De argumenten voor beëindiging van OALT
Vanuit het integratieperspectief is het kabinet van mening, dat de inzet van alle betrokkenen nodig is om te mobiliseren wat de samenleving bindt, met behoud van pluriformiteit op basis van wederzijdse afhankelijkheid, én met respect voor de fundamentele waarden die de Nederlandse samenleving kenmerken. De basis daartoe wordt gevormd door het beheersen van de Nederlandse taal.
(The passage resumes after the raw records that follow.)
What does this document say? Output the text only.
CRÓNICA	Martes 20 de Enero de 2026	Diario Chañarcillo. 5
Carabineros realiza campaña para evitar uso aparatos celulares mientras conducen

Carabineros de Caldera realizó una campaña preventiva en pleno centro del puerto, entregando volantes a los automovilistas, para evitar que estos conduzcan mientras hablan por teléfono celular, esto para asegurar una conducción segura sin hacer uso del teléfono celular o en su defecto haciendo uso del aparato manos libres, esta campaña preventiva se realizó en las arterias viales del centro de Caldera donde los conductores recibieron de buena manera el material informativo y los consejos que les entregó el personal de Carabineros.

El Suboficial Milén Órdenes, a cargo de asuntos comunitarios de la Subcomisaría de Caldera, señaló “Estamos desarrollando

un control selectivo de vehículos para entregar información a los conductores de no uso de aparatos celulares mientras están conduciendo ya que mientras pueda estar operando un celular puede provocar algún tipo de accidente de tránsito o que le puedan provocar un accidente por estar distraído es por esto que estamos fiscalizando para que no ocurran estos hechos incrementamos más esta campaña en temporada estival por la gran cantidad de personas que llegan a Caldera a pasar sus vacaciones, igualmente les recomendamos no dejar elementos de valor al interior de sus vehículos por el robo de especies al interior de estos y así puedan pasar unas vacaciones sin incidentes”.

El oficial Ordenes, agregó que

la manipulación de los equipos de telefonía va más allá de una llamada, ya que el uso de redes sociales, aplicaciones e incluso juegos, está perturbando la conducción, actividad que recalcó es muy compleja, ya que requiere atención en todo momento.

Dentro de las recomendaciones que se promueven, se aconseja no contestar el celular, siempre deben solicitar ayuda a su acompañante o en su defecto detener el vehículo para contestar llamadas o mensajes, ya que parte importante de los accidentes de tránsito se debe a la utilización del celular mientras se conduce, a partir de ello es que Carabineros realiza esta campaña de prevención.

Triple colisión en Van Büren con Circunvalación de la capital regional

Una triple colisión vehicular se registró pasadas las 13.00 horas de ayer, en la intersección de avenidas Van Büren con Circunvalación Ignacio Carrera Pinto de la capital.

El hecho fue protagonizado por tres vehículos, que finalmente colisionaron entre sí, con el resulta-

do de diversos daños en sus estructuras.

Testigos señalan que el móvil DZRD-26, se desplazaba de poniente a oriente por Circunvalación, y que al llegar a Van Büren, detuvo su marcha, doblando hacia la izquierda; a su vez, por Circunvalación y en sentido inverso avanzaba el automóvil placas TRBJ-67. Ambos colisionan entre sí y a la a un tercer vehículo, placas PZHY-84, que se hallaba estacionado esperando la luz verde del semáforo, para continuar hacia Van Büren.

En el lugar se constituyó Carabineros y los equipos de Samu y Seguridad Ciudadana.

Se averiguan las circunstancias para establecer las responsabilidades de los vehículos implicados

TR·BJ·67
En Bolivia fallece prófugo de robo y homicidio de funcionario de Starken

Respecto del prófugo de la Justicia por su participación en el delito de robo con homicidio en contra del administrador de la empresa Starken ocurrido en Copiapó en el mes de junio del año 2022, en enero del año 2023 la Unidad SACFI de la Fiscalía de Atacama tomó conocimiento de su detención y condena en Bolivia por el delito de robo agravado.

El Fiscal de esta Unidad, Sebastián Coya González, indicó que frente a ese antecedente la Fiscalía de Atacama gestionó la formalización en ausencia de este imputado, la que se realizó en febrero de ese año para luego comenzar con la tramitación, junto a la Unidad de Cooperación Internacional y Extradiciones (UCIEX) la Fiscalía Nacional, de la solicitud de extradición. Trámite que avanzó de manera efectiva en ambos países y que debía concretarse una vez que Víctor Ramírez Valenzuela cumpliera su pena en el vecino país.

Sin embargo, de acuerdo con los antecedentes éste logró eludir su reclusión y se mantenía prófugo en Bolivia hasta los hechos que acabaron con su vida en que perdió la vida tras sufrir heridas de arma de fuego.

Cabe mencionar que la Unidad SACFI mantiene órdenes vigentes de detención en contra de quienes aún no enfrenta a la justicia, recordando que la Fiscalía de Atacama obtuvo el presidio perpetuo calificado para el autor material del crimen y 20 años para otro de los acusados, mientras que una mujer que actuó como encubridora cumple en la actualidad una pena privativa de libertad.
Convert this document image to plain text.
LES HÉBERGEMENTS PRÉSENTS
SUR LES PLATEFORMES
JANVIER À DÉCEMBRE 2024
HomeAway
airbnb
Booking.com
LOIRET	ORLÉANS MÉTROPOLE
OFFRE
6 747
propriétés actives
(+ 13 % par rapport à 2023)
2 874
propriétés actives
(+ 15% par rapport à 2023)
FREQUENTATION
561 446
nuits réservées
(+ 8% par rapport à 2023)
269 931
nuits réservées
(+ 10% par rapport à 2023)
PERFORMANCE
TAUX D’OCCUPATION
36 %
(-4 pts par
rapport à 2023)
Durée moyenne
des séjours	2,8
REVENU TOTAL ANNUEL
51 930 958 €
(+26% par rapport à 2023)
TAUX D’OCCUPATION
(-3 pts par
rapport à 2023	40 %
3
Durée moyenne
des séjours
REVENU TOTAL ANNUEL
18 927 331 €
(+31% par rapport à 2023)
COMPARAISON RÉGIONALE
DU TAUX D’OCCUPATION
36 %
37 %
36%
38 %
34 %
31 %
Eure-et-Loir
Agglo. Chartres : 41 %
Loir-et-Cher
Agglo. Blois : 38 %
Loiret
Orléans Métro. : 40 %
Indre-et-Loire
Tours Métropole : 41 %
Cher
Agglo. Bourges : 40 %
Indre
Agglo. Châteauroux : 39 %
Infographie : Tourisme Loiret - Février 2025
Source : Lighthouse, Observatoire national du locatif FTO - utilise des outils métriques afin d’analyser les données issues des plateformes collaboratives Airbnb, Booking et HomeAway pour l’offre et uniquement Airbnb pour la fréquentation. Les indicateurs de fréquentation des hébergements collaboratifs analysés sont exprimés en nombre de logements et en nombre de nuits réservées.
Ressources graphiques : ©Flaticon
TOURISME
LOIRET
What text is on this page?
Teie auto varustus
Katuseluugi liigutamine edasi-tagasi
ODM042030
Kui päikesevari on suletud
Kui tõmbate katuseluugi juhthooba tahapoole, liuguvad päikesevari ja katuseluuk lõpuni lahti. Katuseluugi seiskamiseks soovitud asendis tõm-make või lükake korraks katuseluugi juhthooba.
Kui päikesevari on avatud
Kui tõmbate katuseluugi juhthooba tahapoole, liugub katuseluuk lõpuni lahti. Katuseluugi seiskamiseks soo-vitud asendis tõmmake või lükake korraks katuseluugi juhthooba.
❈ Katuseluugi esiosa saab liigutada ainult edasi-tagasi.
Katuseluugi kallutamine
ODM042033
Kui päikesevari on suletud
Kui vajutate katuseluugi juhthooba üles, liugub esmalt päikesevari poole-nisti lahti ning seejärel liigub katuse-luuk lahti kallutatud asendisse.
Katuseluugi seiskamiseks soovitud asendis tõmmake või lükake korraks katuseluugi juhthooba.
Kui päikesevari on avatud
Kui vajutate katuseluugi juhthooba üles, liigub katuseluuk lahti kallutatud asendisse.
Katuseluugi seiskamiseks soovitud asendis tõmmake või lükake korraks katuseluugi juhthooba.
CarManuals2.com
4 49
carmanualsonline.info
Vanuit deze gedachte wil het kabinet niet langer middelen beschikbaar stellen voor OALT. Hiermee vervallen zowel de cultuureducatie- als de taalondersteuningscomponent van OALT. Dit voornemen is mede ingegeven door het ontbreken van harde empirische gegevens die het effect aantonen van eigentaalonderwijs op de beheersing van de Nederlandse taal. De Onderwijsraad schrijft hierover in het advies «Samen naar de Taalschool» (Onderwijsraad, december 2001), dat «wetenschappelijk consensus ontbreekt over de problematiek rond onderwijs in de eigen taal en de beste aanpak daarvan». Ook het SCP concludeert in de epiloog van het rapport «Taal Lokaal: gemeentelijk beleid onderwijs in allochtone levende talen» (SCP, juni 2002), dat «harde empirische bewijzen dat stimulering van de eigen taal een positief effect heeft op de tweede taalverwerving ontbreken». Ook speelt mee, dat de uitvoering van de huidige OALT-wet sinds de inwerkingtreding in 1998 problematisch is gebleken; mede als gevolg van de dubbele doelstelling (cultuureducatie én taalondersteuning) van de wet.
De verwerving van de Nederlandse taal heeft een centrale plaats gekregen in het onderwijsachterstandenbeleid. In de afgelopen jaren zijn goede randvoorwaarden gecreëerd om de beheersing van het Nederlands te bevorderen. Onder andere voor Voor- en Vroegschoolse Educatie (VVE) en Onderwijskansen zijn veel extra middelen beschikbaar gekomen. Binnen het Gemeentelijk Onderwijsachterstandenbeleid (GOA) heeft de beheersing van de Nederlandse taal topprioriteit, zoals blijkt uit het Besluit landelijk beleidskader gemeentelijk onderwijsachterstandenbeleid 2002–2006 (LBK). De eerste doelstelling heeft betrekking op VVE. Gemeenten leggen vast in welke mate de startcondities van doelgroepkinderen in de leeftijd van 2 tot 6 jaar, onder andere op het gebied van de Nederlandse taal, worden verbeterd. De doelstelling is een deelname te realiseren van 50% van de doelgroepkinderen aan effectieve programma's voor Voor- en Vroegschoolse Educatie.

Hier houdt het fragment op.